Kashish Gupta: Our business has pivoted a few times. I'll tell you the story was basically we had a product, which was a customer data dashboard, and it would show you everything your company had on the customer. It was meant for go-to market teams to really just have one view of all the customer data. Upon building this product and showing it to customers, they were like, "This is great, but we don't need you to centralize our data; we've already done that."

That's where we really started learning that people were no longer relying on their SaaS tools to store their data, and they were relying on Snowflake, Amazon Redshift and Google BigQuery.

So we made a decision to put Snowflake, BigQuery and Redshift as the only available sources and then give people this dashboard. Then our prospects told us the dashboard is cool, but they couldn't take action on the data in this dashboard. In order to take action they had to be in their SaaS tools like Salesforce or Zendesk, so that the business user can then use that data and build workflows. So that's when we said: "You're right. It doesn't make sense to give you this dashboard, we should actually get it into your SaaS tool, so that you can make workflows out of it." And that's pretty much how Hightouch was born.
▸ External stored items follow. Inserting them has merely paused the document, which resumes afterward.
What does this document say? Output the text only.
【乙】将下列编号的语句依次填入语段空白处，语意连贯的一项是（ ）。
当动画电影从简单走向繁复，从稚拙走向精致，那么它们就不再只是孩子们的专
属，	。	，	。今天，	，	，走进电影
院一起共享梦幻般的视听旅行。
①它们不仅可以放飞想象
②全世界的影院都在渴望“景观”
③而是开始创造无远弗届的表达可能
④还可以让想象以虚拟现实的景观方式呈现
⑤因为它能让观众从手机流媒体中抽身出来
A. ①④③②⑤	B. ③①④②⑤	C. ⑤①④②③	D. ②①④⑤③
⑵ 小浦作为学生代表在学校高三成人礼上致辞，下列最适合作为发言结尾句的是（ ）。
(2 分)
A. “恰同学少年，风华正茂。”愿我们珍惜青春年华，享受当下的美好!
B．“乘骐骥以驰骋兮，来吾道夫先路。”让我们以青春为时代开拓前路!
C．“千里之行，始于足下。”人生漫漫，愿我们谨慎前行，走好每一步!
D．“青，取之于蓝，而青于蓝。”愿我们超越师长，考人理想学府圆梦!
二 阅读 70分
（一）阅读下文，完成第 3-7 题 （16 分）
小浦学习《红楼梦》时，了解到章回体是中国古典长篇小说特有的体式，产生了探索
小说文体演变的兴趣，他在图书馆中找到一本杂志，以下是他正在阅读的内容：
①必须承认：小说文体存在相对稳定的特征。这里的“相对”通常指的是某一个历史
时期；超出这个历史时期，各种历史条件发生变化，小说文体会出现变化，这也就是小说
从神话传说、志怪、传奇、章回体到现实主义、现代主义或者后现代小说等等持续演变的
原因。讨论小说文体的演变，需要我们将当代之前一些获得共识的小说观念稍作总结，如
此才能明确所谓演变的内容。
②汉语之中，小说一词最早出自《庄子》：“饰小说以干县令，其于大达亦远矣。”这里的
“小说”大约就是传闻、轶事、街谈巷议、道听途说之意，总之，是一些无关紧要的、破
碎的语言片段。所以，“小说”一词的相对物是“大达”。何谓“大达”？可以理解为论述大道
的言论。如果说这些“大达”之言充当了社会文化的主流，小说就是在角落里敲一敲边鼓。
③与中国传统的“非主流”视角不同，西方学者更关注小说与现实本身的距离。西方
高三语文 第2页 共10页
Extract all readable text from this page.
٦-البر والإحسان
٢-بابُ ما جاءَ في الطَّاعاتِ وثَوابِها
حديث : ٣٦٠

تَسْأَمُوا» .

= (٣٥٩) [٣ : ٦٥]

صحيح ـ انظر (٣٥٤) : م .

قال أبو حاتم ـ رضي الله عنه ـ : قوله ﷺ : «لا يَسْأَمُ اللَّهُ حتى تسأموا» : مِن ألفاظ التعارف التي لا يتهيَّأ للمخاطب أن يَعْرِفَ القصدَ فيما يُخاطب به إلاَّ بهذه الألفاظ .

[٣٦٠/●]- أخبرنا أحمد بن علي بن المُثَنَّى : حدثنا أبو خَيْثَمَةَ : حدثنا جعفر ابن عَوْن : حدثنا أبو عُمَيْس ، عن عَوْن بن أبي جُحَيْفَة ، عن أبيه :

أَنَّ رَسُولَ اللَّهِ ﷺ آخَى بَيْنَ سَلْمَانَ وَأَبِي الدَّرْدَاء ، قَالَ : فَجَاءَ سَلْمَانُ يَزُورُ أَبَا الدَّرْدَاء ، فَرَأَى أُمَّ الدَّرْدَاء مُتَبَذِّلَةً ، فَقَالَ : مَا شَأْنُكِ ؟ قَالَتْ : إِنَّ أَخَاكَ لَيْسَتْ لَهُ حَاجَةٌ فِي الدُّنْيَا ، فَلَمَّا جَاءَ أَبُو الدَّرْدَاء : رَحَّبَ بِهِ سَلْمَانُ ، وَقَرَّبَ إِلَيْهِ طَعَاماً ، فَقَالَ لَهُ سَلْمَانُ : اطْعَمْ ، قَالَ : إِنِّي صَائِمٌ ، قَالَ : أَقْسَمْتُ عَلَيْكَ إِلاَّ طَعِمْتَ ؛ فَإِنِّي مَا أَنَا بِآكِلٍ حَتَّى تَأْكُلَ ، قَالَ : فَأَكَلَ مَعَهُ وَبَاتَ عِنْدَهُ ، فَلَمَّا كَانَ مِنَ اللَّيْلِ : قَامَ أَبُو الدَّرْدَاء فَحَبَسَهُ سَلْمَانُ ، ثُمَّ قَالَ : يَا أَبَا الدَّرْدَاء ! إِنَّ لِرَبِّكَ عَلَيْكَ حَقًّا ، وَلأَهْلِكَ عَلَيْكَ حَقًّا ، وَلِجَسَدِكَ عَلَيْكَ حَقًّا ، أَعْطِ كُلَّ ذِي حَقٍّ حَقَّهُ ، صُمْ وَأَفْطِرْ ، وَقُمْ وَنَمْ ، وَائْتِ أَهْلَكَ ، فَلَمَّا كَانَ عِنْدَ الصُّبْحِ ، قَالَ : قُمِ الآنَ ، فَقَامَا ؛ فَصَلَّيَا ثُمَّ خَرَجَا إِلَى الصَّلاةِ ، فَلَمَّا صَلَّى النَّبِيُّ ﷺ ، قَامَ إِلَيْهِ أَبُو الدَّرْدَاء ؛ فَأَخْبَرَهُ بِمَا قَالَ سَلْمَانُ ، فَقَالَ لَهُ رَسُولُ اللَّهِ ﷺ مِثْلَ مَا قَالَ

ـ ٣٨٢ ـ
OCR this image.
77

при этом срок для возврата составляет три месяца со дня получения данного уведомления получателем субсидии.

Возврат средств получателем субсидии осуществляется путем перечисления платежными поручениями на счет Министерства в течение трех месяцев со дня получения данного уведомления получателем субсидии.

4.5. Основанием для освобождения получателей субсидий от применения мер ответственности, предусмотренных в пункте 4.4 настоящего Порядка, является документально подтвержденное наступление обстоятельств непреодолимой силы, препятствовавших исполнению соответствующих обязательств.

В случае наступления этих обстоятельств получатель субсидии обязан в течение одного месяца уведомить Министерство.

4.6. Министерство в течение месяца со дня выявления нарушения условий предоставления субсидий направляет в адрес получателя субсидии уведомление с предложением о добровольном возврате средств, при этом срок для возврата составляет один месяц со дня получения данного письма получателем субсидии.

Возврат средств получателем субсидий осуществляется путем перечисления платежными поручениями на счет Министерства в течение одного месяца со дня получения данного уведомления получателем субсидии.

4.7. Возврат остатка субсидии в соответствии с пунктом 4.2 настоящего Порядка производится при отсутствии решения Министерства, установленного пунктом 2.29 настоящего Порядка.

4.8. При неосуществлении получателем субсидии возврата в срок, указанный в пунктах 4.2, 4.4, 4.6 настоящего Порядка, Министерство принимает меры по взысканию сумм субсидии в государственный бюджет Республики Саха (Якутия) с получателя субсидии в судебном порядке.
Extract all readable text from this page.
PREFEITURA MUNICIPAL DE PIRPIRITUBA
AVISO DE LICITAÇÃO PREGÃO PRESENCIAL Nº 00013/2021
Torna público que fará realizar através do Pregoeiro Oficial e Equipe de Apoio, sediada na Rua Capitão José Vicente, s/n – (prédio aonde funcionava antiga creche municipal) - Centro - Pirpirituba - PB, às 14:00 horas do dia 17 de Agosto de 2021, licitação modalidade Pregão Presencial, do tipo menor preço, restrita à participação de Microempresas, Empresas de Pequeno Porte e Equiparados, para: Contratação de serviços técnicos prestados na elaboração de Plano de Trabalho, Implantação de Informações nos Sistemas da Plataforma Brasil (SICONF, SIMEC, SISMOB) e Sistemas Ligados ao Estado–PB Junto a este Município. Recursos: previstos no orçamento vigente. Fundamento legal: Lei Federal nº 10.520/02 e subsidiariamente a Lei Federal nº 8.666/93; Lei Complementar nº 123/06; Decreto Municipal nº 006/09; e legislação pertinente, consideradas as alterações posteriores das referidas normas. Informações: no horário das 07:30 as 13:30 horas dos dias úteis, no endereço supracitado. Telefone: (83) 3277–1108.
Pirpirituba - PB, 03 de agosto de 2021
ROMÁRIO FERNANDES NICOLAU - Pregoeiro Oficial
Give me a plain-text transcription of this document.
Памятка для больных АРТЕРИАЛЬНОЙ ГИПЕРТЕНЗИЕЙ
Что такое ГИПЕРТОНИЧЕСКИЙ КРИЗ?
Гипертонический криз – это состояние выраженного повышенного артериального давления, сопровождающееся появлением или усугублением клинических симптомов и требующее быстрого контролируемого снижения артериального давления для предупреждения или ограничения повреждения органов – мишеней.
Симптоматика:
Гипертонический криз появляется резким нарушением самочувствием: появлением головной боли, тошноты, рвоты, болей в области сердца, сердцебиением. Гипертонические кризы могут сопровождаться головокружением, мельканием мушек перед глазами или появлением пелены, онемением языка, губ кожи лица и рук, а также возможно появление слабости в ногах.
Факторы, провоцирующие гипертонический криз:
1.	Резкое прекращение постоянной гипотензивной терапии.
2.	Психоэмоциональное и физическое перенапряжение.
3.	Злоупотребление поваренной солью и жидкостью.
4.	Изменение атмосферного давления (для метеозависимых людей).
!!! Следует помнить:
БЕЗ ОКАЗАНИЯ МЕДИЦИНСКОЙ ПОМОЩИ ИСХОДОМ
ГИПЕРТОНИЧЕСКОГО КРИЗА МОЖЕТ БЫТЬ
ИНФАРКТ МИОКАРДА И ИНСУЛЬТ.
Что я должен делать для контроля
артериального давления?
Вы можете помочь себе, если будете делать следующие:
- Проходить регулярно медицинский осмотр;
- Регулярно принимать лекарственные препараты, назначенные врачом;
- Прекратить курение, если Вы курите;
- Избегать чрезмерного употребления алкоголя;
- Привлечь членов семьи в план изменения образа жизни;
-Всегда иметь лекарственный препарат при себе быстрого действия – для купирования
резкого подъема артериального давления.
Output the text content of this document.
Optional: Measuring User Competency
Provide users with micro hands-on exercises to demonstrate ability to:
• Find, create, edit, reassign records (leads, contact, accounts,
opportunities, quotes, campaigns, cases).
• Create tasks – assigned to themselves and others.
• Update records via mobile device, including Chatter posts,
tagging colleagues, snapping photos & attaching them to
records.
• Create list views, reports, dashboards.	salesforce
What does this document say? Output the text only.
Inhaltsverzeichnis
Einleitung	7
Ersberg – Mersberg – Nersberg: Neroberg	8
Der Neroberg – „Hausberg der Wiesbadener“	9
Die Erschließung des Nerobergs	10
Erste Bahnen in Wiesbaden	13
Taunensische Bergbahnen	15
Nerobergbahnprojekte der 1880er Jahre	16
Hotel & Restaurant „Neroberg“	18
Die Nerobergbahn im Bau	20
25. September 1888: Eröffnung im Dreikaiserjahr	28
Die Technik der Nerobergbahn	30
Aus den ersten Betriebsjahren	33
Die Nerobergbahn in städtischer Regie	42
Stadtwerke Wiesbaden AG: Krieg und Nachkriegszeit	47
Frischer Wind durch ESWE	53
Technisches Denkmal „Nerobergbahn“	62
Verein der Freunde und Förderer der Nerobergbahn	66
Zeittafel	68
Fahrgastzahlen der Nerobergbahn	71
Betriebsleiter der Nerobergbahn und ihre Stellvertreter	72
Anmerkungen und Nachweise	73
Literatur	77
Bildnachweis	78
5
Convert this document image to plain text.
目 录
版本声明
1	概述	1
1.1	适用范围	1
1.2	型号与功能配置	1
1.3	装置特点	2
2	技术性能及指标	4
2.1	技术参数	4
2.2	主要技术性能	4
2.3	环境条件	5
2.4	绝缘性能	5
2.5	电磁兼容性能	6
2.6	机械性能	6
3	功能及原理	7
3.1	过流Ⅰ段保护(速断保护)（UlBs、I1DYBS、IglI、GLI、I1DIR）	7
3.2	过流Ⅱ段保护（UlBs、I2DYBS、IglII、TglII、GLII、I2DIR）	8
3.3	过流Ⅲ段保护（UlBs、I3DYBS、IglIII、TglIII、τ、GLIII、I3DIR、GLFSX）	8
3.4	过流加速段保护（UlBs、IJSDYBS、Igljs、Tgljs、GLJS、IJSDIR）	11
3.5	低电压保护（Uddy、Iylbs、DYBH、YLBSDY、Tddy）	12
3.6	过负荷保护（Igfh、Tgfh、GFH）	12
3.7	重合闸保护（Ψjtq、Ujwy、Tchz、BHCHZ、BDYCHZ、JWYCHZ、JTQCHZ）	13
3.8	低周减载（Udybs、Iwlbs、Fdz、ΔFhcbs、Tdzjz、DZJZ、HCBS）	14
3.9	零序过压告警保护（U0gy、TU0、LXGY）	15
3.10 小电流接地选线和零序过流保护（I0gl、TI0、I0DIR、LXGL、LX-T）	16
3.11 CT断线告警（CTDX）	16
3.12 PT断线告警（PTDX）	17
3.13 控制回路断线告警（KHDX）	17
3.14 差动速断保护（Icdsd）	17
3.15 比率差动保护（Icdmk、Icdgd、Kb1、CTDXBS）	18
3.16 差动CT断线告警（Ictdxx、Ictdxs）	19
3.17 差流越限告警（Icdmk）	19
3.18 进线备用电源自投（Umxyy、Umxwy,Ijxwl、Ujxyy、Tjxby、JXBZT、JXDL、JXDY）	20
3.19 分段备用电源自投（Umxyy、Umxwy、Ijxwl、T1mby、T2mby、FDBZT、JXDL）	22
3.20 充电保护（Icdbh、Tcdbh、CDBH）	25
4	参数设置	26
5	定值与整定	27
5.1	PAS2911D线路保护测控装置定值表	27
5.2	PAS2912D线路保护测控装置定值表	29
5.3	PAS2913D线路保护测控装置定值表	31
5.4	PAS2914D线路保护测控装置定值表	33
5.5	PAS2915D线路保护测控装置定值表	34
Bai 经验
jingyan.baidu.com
What is the real benefit of reverse ETL? Surely organizations can do the same thing with other tools?

Gupta: You could argue that what we're doing can be done in Segment, Marketo or Informatica, and like the list goes on with hundreds of tools that could potentially do what reverse ETL does.

But reverse ETL ultimately benefits from correctness. So even if you could do point-to-point transfers, for example from Salesforce or Marketo directly, you'll still get better benefits from reverse ETL. So with reverse ETL for example, data moves from Salesforce to Snowflake, data can then be centralized in Snowflake, making sure it's correct and then getting the data into Marketo.

If you're disciplined, you believe that in the long term, you should always centralize everything in the data warehouse and then use reverse ETL to get data to your tools.
Kashish Guptaco-founder, Hightouch

If you're disciplined, you believe that in the long term, you should always centralize everything in the data warehouse and then use reverse ETL to get data to your tools. People are excited about reverse ETL, because they basically maintain Snowflake, and then all of their SaaS tools will then be accurate and reflect the data that is available in Snowflake.

What are some of the market dynamics that are driving demand for reverse ETL?

Gupta: With third parties not being able to collect data on devices from IDFA [identifier for advertisers] on Apple devices, there is a need for organizations to collect more user data that is stored by the first-party organization, rather than having Google or Facebook track the users.

So because of that need to collect first-party data, organizations are going to store that information in a data warehouse. Getting the data out and then into other tools, including Google and Facebook is where Hightouch can help. We're building a purpose-built solution that does reverse ETL and connects that database to the SaaS layer.

Editor's note: This interview has been edited for clarity and conciseness.